Step 1-animal personality tests in captive hares

Captive European hares were studied at the field station of the Leibniz Institute for Zoo and Wildlife Research (IZW), located about 40 km north of Berlin (Brandenburg, Germany, 52°51′06.5′′N, 13°54′57.2′′E; WGS84). There, hares are kept and bred for reproduction studies [e.g., 79]. All individuals used in this study are housed singly in small cages of 2 m2 or arenas with concrete floors (5 m x 10 m, where two individuals share the enclosure).

In July and August 2019 and 2020, we conducted repeated novel environment tests with 14 captive hares in an enclosure, that is an open field arena (8 m × 27 m) surrounded by a transparent metal mesh fence with a height of 180 cm. The area was freshly mowed and equipped with a 2 m2 housing box as a familiar retreat site, a small shelter on the opposite side, and two troughs containing food and water ad libitum.

The individual was weighed and transferred to the new enclosure in a wooden box (60 cm x 25 cm x 30 cm). This box was placed in the front right corner inside the enclosure, carefully opened, and remained untouched. Each hare was individually tested while remaining in the enclosure for three consecutive days. In total, we tested 14 individuals in the novel environment test; 12 of them provided GPS/ACC recordings. All experiments were continuously videotaped with a GPS-synced digital camera [60] during periods of sufficient daylight (i.e., 06:00–22:00). Repetition trials were conducted after two weeks. Latencies of specific behaviors (Latency look, Latency leave, and Delta look-leave; definitions in Table 1) were determined from video recordings by one observer (AL).

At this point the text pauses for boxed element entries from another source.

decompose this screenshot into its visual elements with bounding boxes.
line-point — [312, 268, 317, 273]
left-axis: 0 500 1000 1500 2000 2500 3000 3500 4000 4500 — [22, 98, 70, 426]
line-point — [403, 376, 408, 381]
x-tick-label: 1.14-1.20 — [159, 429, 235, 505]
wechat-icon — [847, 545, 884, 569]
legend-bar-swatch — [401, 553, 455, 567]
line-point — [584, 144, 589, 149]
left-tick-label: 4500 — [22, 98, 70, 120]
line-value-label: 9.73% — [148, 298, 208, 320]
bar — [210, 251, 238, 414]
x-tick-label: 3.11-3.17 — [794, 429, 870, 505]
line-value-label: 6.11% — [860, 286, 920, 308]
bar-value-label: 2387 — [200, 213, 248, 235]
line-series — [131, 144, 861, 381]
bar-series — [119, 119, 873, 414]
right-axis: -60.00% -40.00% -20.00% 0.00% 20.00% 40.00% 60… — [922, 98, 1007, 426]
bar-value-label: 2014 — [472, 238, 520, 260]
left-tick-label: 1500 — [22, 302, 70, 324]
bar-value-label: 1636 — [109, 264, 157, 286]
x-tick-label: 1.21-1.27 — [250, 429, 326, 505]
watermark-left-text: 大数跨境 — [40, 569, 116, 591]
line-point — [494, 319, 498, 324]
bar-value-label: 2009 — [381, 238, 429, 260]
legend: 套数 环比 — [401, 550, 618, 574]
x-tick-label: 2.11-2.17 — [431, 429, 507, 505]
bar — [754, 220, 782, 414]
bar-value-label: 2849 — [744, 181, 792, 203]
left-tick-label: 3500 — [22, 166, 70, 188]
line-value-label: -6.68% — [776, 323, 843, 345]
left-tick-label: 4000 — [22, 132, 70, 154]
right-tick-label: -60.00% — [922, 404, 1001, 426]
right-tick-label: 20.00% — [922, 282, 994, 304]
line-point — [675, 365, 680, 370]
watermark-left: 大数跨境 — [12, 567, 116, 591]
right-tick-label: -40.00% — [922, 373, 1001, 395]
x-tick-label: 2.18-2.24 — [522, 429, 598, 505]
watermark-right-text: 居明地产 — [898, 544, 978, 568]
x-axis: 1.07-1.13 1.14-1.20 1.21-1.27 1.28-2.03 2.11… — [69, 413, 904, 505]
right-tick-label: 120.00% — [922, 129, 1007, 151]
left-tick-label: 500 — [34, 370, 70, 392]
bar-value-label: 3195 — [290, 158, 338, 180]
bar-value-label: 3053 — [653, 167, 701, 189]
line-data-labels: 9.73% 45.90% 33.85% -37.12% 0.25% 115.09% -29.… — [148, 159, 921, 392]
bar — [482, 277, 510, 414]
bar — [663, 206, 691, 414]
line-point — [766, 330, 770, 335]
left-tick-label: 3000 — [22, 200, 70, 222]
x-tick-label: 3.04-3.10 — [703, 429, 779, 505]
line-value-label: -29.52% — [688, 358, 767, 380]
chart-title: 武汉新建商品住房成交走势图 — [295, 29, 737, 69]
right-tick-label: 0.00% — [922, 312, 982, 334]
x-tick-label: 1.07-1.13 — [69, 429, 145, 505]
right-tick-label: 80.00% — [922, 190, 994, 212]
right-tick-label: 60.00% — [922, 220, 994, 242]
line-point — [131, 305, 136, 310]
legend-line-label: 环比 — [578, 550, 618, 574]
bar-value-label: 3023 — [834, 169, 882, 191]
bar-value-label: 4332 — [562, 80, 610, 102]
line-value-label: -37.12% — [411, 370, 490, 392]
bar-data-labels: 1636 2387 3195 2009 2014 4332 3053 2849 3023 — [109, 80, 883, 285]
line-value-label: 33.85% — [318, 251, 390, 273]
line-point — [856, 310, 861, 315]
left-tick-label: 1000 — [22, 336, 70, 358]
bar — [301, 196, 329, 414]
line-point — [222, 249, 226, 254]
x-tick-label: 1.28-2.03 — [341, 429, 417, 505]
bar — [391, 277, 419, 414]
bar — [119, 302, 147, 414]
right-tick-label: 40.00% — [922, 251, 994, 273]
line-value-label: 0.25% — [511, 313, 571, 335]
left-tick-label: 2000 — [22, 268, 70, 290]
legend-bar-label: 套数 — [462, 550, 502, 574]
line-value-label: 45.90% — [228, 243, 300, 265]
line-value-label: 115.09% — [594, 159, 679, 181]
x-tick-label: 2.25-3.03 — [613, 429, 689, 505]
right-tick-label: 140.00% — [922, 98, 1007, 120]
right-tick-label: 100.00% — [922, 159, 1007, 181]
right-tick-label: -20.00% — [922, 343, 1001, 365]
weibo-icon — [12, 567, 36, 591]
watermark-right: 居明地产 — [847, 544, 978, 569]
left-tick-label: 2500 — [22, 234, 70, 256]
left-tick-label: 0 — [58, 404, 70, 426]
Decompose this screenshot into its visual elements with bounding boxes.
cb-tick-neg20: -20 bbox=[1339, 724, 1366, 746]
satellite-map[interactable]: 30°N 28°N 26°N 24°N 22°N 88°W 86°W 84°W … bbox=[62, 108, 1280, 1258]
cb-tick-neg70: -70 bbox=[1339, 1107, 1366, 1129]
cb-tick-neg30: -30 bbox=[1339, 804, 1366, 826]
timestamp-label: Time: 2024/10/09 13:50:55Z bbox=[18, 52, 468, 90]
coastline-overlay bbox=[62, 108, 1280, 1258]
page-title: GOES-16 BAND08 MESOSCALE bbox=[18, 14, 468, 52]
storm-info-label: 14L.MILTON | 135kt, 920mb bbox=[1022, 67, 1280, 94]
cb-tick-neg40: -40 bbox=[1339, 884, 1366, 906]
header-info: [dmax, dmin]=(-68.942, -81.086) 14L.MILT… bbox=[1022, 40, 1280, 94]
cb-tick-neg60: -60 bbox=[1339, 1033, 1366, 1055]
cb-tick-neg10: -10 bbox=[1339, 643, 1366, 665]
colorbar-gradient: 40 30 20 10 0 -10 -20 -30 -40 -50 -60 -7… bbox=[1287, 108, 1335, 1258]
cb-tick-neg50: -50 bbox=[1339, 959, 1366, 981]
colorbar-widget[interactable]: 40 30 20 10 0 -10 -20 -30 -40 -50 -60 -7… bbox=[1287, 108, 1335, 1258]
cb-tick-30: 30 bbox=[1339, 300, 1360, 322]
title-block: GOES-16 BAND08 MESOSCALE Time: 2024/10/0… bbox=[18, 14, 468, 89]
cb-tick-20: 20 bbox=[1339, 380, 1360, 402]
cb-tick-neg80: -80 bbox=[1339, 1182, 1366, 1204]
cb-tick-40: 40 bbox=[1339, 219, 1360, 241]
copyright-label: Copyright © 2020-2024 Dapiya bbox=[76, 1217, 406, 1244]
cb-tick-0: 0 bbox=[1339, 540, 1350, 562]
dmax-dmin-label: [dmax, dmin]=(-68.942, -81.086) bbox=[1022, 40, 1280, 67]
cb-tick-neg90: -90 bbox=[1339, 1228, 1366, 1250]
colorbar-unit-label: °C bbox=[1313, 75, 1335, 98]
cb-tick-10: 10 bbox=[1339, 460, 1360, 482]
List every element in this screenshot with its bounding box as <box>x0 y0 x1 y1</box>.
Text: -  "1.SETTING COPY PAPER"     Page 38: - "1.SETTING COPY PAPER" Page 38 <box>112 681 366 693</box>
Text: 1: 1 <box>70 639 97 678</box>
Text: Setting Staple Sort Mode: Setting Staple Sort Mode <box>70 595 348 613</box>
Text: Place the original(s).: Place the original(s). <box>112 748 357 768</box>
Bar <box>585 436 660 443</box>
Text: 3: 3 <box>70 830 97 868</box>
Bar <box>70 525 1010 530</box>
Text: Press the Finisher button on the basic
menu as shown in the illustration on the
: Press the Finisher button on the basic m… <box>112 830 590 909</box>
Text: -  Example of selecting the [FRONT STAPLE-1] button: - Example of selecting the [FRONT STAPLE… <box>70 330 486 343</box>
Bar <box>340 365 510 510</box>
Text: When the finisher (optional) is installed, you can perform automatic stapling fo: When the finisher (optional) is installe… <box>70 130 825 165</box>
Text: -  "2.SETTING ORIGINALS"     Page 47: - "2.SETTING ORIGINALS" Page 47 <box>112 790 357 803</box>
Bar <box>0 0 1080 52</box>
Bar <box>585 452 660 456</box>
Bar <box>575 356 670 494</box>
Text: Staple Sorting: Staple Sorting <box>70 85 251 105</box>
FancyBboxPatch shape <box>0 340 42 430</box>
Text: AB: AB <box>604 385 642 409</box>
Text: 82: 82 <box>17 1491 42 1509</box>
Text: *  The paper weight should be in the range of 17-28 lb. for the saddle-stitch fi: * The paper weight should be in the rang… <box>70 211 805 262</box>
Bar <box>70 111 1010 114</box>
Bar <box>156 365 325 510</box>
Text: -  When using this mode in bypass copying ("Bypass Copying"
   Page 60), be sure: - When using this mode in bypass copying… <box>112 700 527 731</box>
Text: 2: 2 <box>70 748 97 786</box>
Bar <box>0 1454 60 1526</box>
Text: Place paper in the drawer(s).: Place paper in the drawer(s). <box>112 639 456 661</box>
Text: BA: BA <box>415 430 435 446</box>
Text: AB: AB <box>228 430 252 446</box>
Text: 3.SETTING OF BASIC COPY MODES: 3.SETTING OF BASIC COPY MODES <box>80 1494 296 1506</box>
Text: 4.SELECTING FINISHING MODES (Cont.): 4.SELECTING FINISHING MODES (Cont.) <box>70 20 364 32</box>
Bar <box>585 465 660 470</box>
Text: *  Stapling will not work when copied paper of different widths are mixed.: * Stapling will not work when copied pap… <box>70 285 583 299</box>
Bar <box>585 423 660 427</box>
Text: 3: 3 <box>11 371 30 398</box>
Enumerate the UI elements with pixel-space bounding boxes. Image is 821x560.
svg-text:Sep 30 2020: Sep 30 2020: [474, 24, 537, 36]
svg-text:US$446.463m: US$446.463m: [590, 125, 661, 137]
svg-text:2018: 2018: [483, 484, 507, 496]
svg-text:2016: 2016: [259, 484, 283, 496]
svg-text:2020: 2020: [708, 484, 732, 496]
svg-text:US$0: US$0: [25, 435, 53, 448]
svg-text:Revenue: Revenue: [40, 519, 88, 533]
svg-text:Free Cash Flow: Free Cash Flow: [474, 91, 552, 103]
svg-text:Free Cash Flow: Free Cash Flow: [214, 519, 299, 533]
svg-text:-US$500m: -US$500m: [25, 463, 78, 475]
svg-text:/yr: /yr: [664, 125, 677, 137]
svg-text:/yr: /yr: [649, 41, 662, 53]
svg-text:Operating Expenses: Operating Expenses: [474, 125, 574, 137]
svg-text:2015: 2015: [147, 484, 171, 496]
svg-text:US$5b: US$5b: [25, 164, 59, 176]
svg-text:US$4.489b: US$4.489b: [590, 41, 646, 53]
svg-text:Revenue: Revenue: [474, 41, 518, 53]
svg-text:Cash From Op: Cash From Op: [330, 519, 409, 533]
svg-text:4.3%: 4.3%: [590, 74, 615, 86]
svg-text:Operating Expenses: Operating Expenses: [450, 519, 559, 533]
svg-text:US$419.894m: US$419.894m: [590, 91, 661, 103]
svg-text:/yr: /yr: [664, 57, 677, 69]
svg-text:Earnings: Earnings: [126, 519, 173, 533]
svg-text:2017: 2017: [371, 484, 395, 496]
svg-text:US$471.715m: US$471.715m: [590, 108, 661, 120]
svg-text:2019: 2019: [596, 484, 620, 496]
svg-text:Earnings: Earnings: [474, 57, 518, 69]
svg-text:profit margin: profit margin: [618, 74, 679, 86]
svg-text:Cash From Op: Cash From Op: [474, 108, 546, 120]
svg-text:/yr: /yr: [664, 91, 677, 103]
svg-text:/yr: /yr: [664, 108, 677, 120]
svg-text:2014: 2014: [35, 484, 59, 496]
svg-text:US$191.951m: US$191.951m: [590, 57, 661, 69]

Table 1 Definitions, min–max range, and units of behaviors observed during novel environment tests with captive European hares (Lepus europaeus) in an open field arena and on the release of captured free-ranging hares. ODBA data are based on acceleration loggers applied in collars

Step 2-ODBA in captive hares

Prior to testing, each individual was collared with a GPS device with an internal 3-axial accelerometer (ACC) weighing 69 g (< 2% of a hares' body mass, model 1AA, e-obs GmbH). Acceleration was recorded at 33 Hz (byte count 495) every 2 min and ODBA values were calculated with the R package moveACC [61] as \(ODBA=\left|{A}_{x}\right|+\left|{A}_{y}\right|+|{A}_{z}|\), where Ax, Ay, and Az are the derived dynamic accelerations corresponding to the three perpendicular axes of the sensor [40] (Tab. 1).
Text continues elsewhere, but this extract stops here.